Computer components maker Nvidia is preparing to produce artificial intelligence supercomputers entirely in the U.S., commissioning more than 1 million square feet of manufacturing space in Arizona and Texas.
“Within the next four years, Nvidia plans to produce up to half a trillion dollars of AI infrastructure in the United States through partnerships with TSMC, Foxconn, Wistron, Amkor and SPIL,” Nvidia announced Monday. “These world-leading companies are deepening their partnership with Nvidia, growing their businesses while expanding their global footprint and hardening supply chain resilience.”
Nvidia is building its “American-made AI supercomputers” at new manufacturing sites in Texas.
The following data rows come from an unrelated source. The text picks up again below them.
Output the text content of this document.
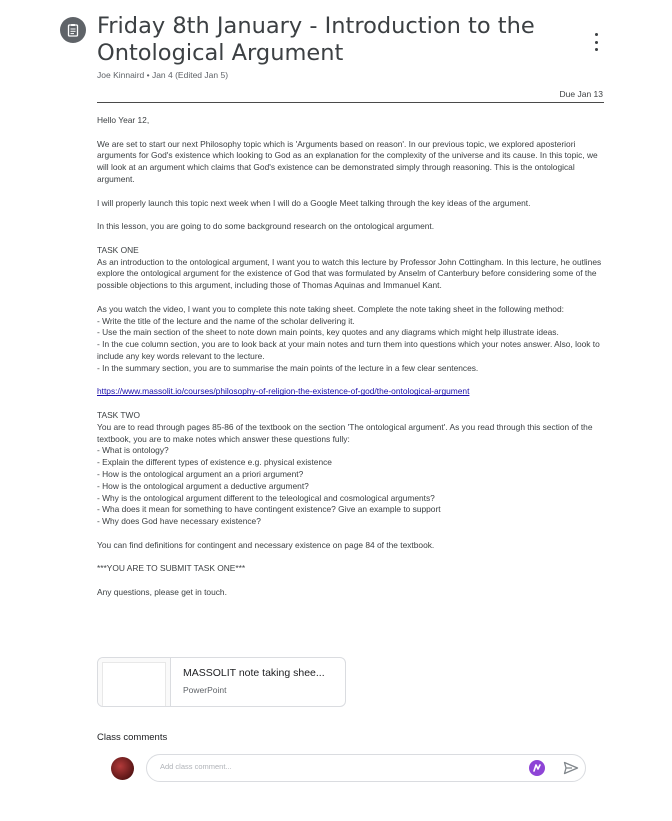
Friday 8th January - Introduction to the Ontological Argument
Joe Kinnaird • Jan 4 (Edited Jan 5)
Due Jan 13

Hello Year 12,

We are set to start our next Philosophy topic which is 'Arguments based on reason'. In our previous topic, we explored aposteriori arguments for God's existence which looking to God as an explanation for the complexity of the universe and its cause. In this topic, we will look at an argument which claims that God's existence can be demonstrated simply through reasoning. This is the ontological argument.

I will properly launch this topic next week when I will do a Google Meet talking through the key ideas of the argument.

In this lesson, you are going to do some background research on the ontological argument.

TASK ONE
As an introduction to the ontological argument, I want you to watch this lecture by Professor John Cottingham. In this lecture, he outlines explore the ontological argument for the existence of God that was formulated by Anselm of Canterbury before considering some of the possible objections to this argument, including those of Thomas Aquinas and Immanuel Kant.

As you watch the video, I want you to complete this note taking sheet. Complete the note taking sheet in the following method:
- Write the title of the lecture and the name of the scholar delivering it.
- Use the main section of the sheet to note down main points, key quotes and any diagrams which might help illustrate ideas.
- In the cue column section, you are to look back at your main notes and turn them into questions which your notes answer. Also, look to include any key words relevant to the lecture.
- In the summary section, you are to summarise the main points of the lecture in a few clear sentences.

https://www.massolit.io/courses/philosophy-of-religion-the-existence-of-god/the-ontological-argument

TASK TWO
You are to read through pages 85-86 of the textbook on the section 'The ontological argument'. As you read through this section of the textbook, you are to make notes which answer these questions fully:
- What is ontology?
- Explain the different types of existence e.g. physical existence
- How is the ontological argument an a priori argument?
- How is the ontological argument a deductive argument?
- Why is the ontological argument different to the teleological and cosmological arguments?
- Wha does it mean for something to have contingent existence? Give an example to support
- Why does God have necessary existence?

You can find definitions for contingent and necessary existence on page 84 of the textbook.

***YOU ARE TO SUBMIT TASK ONE***

Any questions, please get in touch.

MASSOLIT note taking shee...
PowerPoint
Class comments
Add class comment...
The company said mass production at plants in Houston, with Foxconn, and in Dallas, with Wistron, are set to accelerate in the next 12 to 15 months.
Manufacturing space for building and testing Nvidia Blackwell chips will be in Arizona, where it will partner with Amkor and Silicon Precision Industries Co. Ltd. The production of Nvidia Blackwell chips is already underway at Taiwan Semiconductor Manufacturing Co.’s chip plants in Phoenix.
“The engines of the world’s AI infrastructure are being built in the United States for the first time,” Nvidia founder Jensen Huang said in a statement. “Adding American manufacturing helps us better meet the incredible and growing demand for AI chips and supercomputers, strengthens our supply chain and boosts our resiliency.”
President Trump shared Nvidia’s announcement Monday on his Truth Social platform, and the White House is branding the manufacturing plan as the result of Mr. Trump’s economic agenda.
“TRUMP EFFECT: Nvidia just announced it will produce Nvidia AI supercomputers entirely in the U.S. for the first time — and produce $500 billion of AI infrastructure in the U.S. over the next four years,” the White House said from its @RapidResponse47 account on X.
Nvidia said its efforts will help create a jobs boom but hinted that automation will arrive at its plants too.
“Manufacturing Nvidia AI chips and supercomputers for American AI factories is expected to create hundreds of thousands of jobs and drive trillions of dollars in economic security over the coming decades,” the company said on its blog.
Nvidia also said it “will utilize its advanced AI, robotics and digital twin technologies to design and operate the facilities.”
Top tech minds are increasingly identifying automation as critical to any national reindustrialization agenda.
Trae Stephens, co-founder of defense tech company Anduril, said Monday the long-term economic competitiveness of American manufacturing depends on it being cheaper and faster and the only way to accomplish that is through automation.
“Patriotism demands we go all-in on robots and Ai in manufacturing,” Mr. Stephens wrote on Pirate Wires. “More than any treaty or tariff, automation is what will keep us ahead of the world’s foremost authoritarian menace. Fighting automation isn’t just bad economics — it’s a surefire way to ensure America loses the battle for the 21st century.”
Without automation, Mr. Stephens said he feared China would surpass America as the global superpower.
Anduril said in January it would build a hyperscale manufacturing facility in Columbus, Ohio, with plans to overhaul the way autonomous systems and weapons are built.
The need for automation in factories is evident in the success of electric vehicle manufacturer Tesla, which uses “Gigafactories” that are 95 percent automated with hundreds of robots doing difficult work.
“Innovation has always created more jobs than it’s destroyed,” Mr. Stephens wrote. “And these new positions are skilled enough to sustain a middle class income, but accessible enough that displaced workers can be reskilled to fill them.”